Denis the SQL Menace‘ read Wednesday night’s post on “the million GUID march” and offered up a challenge of his own:



How about the next challenge is to return all 78498 prime numbers between 1 and 1000000?


What an interesting idea!  Crazy, in a sense (I’ll get to that in a second), like most interesting ideas, but it’s an idea I’m just crazy enough to explore for a couple of evenings.  In the process of that exploration I’ve so far learned about:



  • calculated columns, and when to persist them (in general, apply the PERSISTED directive to a calculated column only if you need to create an index on it)
  • INSTEAD OF INSERT triggers, a cool new SQL Server 2005 feature
  • I re-used Shaun’s Common Table Expression, which I still think is groovy.  I’m using it even though it’s not the fastest syntax available because I want to keep this code small from a physical resource/transaction log perspective, and I believe Shuan’s code best accomplishes that goal.
  • I wrote the first GROUP BY.. HAVING I’ve written in about three years.

Do NOT Try This At Home


Before we even start, I’d be remiss if I didn’t strongly state that SQL Server is exactly the wrong tool to use if you want to solve this issue in the real world.  I’m not a C# guy, but several reliable sources tell me that there’s a prime number function in most nGL languages.  Even if there’s not, all of the database access in the test is simply about performing the calculations necessary to determine primacy as quickly as possible.
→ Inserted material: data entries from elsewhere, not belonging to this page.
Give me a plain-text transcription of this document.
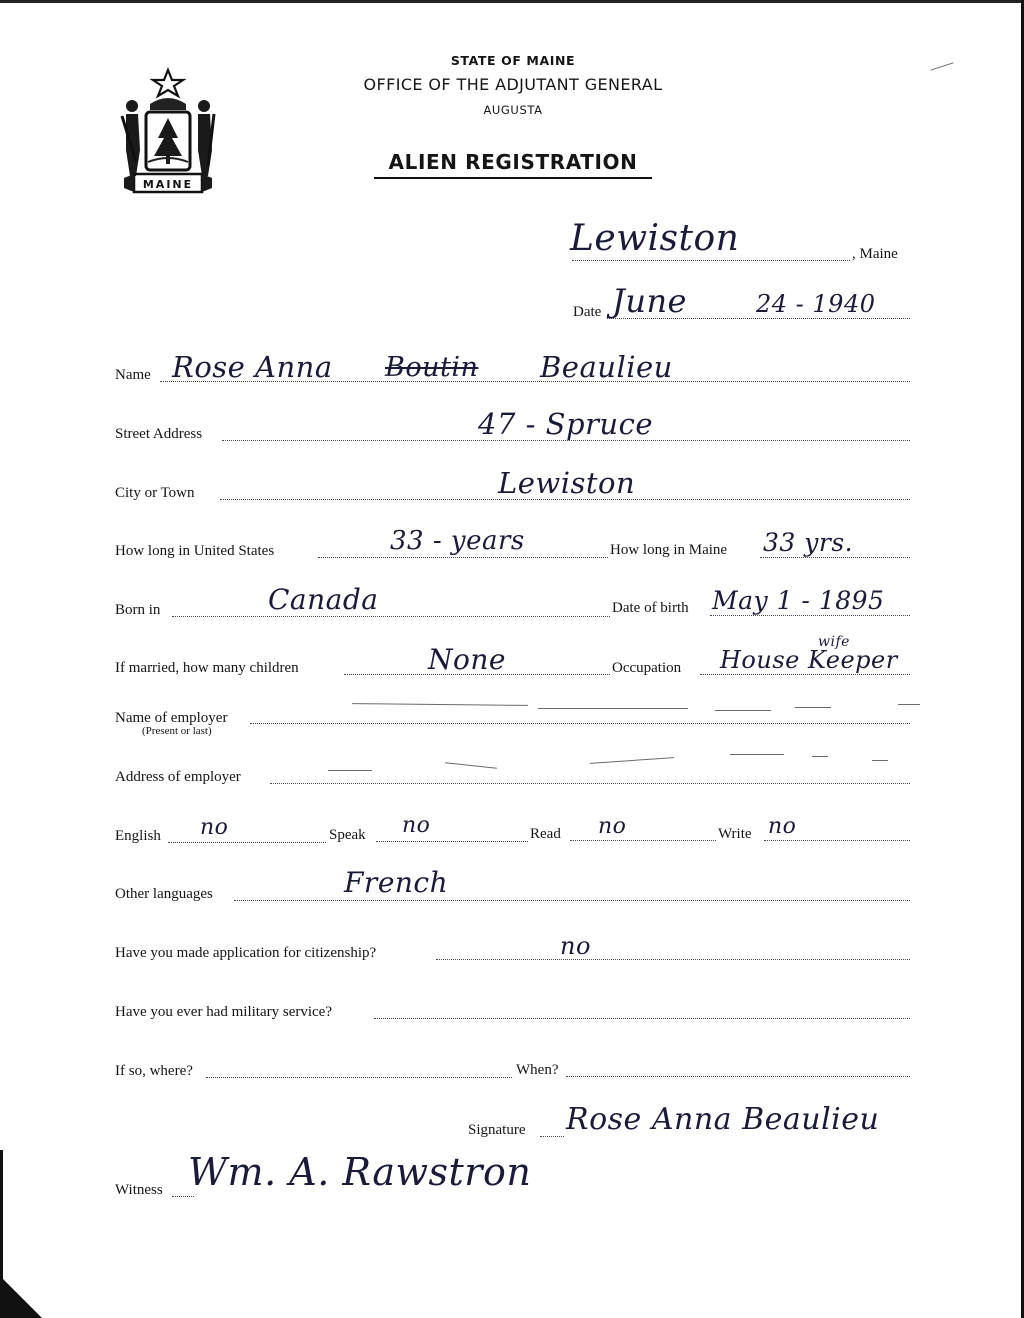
MAINE
STATE OF MAINE
OFFICE OF THE ADJUTANT GENERAL
AUGUSTA
ALIEN REGISTRATION
Lewiston	, Maine
Date June	24 - 1940
Name Rose Anna Boutin Beaulieu
Street Address	47 - Spruce
City or Town	Lewiston
How long in United States	33 - years	How long in Maine 33 yrs.
Born in	Canada	Date of birth May 1 - 1895
If married, how many children	None	Occupation House Keeper
wife
Name of employer
(Present or last)
Address of employer
English no	Speak no	Read no	Write no
Other languages	French
Have you made application for citizenship?	no
Have you ever had military service?
If so, where?	When?
Signature Rose Anna Beaulieu
Witness Wm. A. Rawstron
This very easily could and absolutely should be written independent of the database tier.  This is a purely academic exercise (at least until I get two orders of magnitude performance better than I’ve got now!); to implement this code in its current state in any production environment would be highly irresponsible.


I’m also not a mathemetician, so it’s possible that there’s a far more elegant method that I could employ.  If you’ve got one, Denis and I would love to hear it.


Finally, in the words of David Letterman, “Please remember, ladies and gentlemen: this is only an exhibition.  No wagering.”


The results I’m sharing should be considered preliminary in that I’ve yet to run the job to completion (that’s a polite way of saying, “it’s still running.”).  This will take more than a day to run on my laptop (HP nc8430; 2gB RAM).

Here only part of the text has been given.